Digital technology influences just about every aspect of society, including the world of books. Bob Dylan's mantra, "The times they are a changin,'" applies here as well. Books won't go away any time soon, but there's a mighty transformation underway.
For the first time ever, sales revenue from ebooks surpassed hardcover books in the first quarter of 2012, according to the Association of American Publishers. Paperback books, however, still represent the book revenue leader, although by a shrinking margin. It appears that ebooks will also surpass paperbacks in sales over the next several years.
The declining prices of such specialized ebook readers as Amazon's Kindle and Barnes & Noble's Nook, as well as the ability of tablet computers such as Apple's iPad and other portable devices to handle ebooks, are key reasons for the rise in ebook sales.
The benefits of ebooks and ebook readers, or ereaders, are palpable.
An ereader weighs the same whether it stores a thousand books or one book. This is a major convenience while commuting, traveling on business, or vacationing.
Ebooks are searchable, which can be especially beneficial when doing research with nonfiction. You can obtain ebooks immediately over the Internet, without having to go to a bookstore or wait for the book to arrive in the mail.
Unlike printed books, ebooks don't require trees for paper and petroleum for ink.
Paradigm shifts never happen without some drawbacks, and ebooks are no exception.
Unlike with an ereader, if you drop a book on the sidewalk, you typically won't risk ruining it. Same with forgetting it in your car on a hot summer day.
You won't have a problem reading a printed book on an airplane during takeoff and landing. It can be difficult if not impossible to loan an ebook to a friend or sell it in the used book market when you're done with it.
Publishers to a large extent are getting with the program, but many books are still either not published in ebook format or are published that way later than the printed version.
Ebook publishing has also seen its share of controversy recently, much having to do with pricing.
The U.S. Department of Justice has brought an antitrust lawsuit against Apple, Simon & Schuster, Hachette Book Group, Penguin Group, Macmillan, and HarperCollins. It alleges that these companies have colluded to fix the prices of ebooks sold on Amazon so as to not undercut the prices at Apple's iBookstore.
One of the unfortunate legacies of Apple co-founder Steve Jobs, as documented in Walter Isaacson's generally flattering biography of him, is his threatening of Amazon in 2010 that it wouldn't get ebooks from big publishers if it didn't go along with Apple's pricing model.
Over the past couple of years, in fact, the price of many ebooks has increased from the $10 range to the $14 range. Some ebooks, to the bewilderment or outrage of many ebook aficionados, cost more than the hardback version and sometimes even more than the paperback version when the cost to produce the ebook version is significantly less.
In the future, with healthy competition, the price of ebooks is bound to decline and more accurately reflect production costs.
Many people rue the changing world. Popular bookstore chain Borders liquidated all of its stores, more than 600, in 2011. The borders.com web address now redirects you to the website of Barnes & Noble, a bookstore chain with stores in which you can still browse the aisles and sit down with a cup of coffee.

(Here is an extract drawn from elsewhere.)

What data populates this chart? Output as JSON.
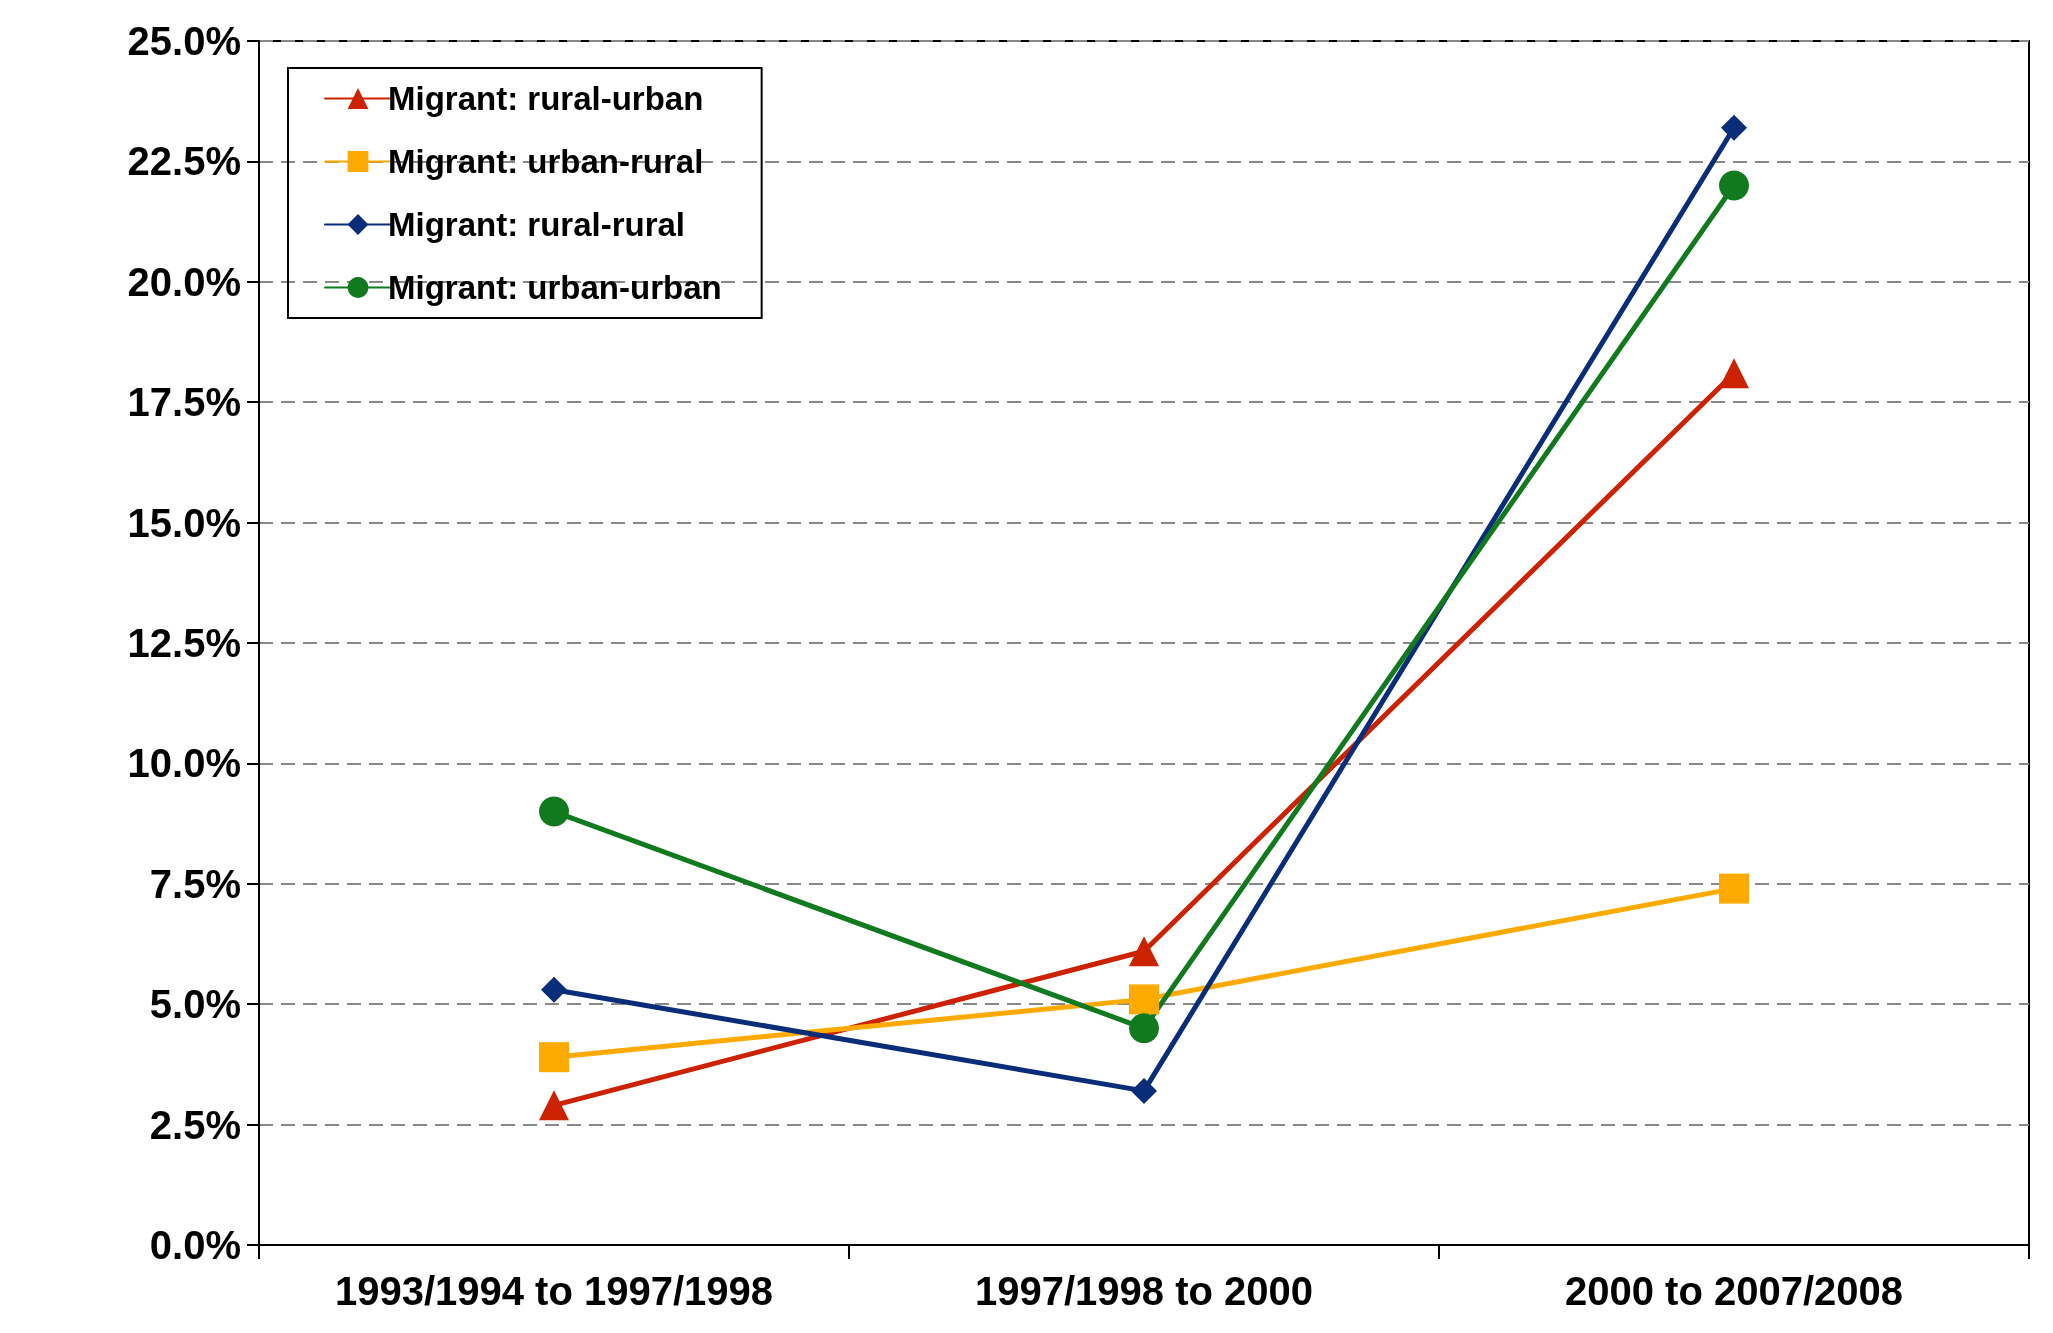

There's no denying the attraction of the physicality of the printed book, the way it looks, feels, and even smells. But there's also no denying the economics and practicality of ebooks.
Will the book ever disappear? People will always need, in one form or another, the results of others' in-depth research, analysis, and storytelling. Books don't appear to have any likelihood of disappearing any time soon.
Printed books are another matter. It's likely that they will persist as well, but it's also likely that they will be produced in much smaller numbers.
Just as radio found a niche after television, printed books will likely find their niche after ebooks become ubiquitous. One possibility: Handsome, bound books will be used in the future primarily for such specialized purposes as presentation and collecting.
Just as with the prestige distinction for writers between being published in hardback or only in paperback, in the future there will likely be a similar prestige distinction between being published in print or only in ebook format.